Saturday marks the ten-year anniversary of a devastating fire that swept through South Lake Tahoe, destroying more than 250 homes.
In June 2007, while the fire was still burning, Capital Public Radio spoke with Joe Puleri at a shelter for evacuees.
He told us he only had five minutes to get out of his home, along with his two sons.
"Got the kids out, the kids are safe, the house is gone and everything we own is gone," Puleri said then.
Ten years later, Puleri recalled 2007 as a bad year, but despite losing what he called his "dream home," Puleri says the Angora Fire could have been much worse if the community and emergency responders hadn't acted so quickly.

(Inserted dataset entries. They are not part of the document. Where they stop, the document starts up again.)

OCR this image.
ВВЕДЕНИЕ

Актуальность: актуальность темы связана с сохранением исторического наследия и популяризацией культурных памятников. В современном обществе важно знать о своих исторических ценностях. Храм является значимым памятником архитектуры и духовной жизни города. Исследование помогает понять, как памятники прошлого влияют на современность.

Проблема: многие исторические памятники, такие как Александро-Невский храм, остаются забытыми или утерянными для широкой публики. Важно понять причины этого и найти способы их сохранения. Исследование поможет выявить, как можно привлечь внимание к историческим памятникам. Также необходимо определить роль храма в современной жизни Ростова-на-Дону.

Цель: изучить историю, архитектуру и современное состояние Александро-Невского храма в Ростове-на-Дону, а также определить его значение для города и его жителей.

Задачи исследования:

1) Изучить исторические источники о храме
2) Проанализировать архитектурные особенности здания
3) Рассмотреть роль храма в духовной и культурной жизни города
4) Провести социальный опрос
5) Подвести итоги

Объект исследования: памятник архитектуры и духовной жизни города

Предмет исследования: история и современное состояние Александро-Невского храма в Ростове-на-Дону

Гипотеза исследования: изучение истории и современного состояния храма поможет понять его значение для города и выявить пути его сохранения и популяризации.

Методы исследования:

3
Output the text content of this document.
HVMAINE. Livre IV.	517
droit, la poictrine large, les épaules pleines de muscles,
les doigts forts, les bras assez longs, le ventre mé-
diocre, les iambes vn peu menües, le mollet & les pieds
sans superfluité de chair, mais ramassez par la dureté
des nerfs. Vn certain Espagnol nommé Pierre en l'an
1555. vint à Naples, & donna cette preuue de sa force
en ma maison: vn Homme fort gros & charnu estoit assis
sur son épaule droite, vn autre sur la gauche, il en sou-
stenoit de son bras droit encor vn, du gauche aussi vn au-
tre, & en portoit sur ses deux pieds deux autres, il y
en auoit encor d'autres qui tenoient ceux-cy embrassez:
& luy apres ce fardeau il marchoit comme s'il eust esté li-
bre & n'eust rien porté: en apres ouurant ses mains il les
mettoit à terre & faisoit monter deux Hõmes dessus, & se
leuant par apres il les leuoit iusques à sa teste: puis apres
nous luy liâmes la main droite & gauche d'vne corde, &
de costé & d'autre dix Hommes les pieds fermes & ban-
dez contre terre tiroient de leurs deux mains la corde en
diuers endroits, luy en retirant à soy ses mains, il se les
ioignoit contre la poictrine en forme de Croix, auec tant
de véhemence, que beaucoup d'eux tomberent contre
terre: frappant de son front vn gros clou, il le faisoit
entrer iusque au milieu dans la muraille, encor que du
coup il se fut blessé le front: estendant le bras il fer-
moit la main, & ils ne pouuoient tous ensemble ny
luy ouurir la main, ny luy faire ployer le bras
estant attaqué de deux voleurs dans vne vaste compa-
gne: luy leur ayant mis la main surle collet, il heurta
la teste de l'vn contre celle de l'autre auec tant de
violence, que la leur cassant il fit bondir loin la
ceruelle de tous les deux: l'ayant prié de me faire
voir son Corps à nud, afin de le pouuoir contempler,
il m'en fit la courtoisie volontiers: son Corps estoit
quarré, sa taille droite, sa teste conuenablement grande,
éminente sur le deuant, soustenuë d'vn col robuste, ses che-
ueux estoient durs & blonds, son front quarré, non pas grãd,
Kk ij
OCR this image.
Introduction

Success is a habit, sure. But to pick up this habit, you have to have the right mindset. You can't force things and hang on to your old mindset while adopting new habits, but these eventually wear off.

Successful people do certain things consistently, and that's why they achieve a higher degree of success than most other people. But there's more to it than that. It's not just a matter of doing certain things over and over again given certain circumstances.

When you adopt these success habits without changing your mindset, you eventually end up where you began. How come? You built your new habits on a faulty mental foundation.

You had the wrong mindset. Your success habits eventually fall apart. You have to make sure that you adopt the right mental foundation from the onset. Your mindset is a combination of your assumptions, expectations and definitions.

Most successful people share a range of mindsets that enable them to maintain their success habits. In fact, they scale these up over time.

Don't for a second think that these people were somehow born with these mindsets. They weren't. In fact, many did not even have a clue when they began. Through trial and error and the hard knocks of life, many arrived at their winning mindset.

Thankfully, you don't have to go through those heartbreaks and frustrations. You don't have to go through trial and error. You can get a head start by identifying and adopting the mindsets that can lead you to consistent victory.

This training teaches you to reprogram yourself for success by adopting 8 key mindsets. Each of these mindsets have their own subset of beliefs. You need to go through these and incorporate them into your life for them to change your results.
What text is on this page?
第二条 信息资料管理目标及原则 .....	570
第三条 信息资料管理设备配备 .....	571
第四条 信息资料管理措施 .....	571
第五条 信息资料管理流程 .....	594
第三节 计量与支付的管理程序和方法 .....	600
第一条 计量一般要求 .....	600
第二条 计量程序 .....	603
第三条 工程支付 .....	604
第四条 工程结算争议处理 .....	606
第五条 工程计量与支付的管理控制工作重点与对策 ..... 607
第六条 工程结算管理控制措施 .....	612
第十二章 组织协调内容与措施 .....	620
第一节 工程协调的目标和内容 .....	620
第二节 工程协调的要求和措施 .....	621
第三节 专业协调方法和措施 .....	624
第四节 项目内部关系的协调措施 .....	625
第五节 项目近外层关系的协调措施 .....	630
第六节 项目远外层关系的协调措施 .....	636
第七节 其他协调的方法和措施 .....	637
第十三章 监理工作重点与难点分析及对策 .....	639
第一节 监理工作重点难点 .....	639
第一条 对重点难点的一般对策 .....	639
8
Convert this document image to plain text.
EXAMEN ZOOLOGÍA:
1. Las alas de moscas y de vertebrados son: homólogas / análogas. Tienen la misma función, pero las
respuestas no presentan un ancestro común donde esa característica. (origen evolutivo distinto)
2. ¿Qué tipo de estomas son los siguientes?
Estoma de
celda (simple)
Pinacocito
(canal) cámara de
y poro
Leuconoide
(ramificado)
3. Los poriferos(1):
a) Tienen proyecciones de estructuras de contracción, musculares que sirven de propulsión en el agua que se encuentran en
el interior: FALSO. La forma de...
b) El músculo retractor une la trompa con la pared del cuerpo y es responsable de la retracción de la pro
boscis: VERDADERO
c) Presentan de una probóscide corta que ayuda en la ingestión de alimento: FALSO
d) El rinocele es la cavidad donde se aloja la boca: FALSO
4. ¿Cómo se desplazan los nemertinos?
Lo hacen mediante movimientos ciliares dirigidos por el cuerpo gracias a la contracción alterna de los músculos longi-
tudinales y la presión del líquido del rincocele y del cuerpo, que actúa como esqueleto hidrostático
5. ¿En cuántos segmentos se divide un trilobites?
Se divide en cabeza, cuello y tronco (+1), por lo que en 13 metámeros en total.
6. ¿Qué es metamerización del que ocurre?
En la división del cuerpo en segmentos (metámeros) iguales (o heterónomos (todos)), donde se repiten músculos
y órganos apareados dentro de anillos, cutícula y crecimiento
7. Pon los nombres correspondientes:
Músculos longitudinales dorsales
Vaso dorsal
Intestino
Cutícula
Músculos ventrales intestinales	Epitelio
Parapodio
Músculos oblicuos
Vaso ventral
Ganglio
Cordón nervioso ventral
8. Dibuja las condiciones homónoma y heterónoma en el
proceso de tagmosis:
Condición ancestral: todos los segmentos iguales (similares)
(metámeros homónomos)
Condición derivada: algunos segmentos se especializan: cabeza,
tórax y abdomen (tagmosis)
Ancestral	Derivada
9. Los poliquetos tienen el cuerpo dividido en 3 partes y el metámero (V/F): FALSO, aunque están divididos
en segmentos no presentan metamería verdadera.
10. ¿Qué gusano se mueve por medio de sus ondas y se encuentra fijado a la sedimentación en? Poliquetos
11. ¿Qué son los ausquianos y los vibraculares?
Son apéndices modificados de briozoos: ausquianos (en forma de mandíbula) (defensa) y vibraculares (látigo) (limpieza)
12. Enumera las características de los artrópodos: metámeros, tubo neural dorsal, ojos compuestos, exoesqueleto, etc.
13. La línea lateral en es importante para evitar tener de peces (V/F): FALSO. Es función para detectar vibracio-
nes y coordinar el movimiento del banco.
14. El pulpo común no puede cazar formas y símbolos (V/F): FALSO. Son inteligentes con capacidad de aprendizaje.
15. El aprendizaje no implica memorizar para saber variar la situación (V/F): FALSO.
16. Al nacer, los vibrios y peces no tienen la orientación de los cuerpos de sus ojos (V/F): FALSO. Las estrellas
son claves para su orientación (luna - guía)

"We didn't lose any lives' that's the good thing about the whole thing," he says. "We could have lost a lot of people."
Kit Bailey is with the U.S. Forest Service in the Lake Tahoe Basin.
"I was the initial attack incident commander, and that was my fire," says Bailey.
Bailey says weather and environmental conditions were ripe that weekend for a major fire to break out.
Since then, Bailey says the government streamlined the process to clear potential fuel sources, helping reduce the likelihood a fire this devastating could happen again.
Saturday, the community will come together to remember the event.
"I think it's going to be about community resilience and the strength of this community and how they pulled together during that tough time, and we really ended up in a super positive place," says Bailey.
While small in acreage compared to recent California fires, Bailey says the Angora was one of the most costly in U.S. history.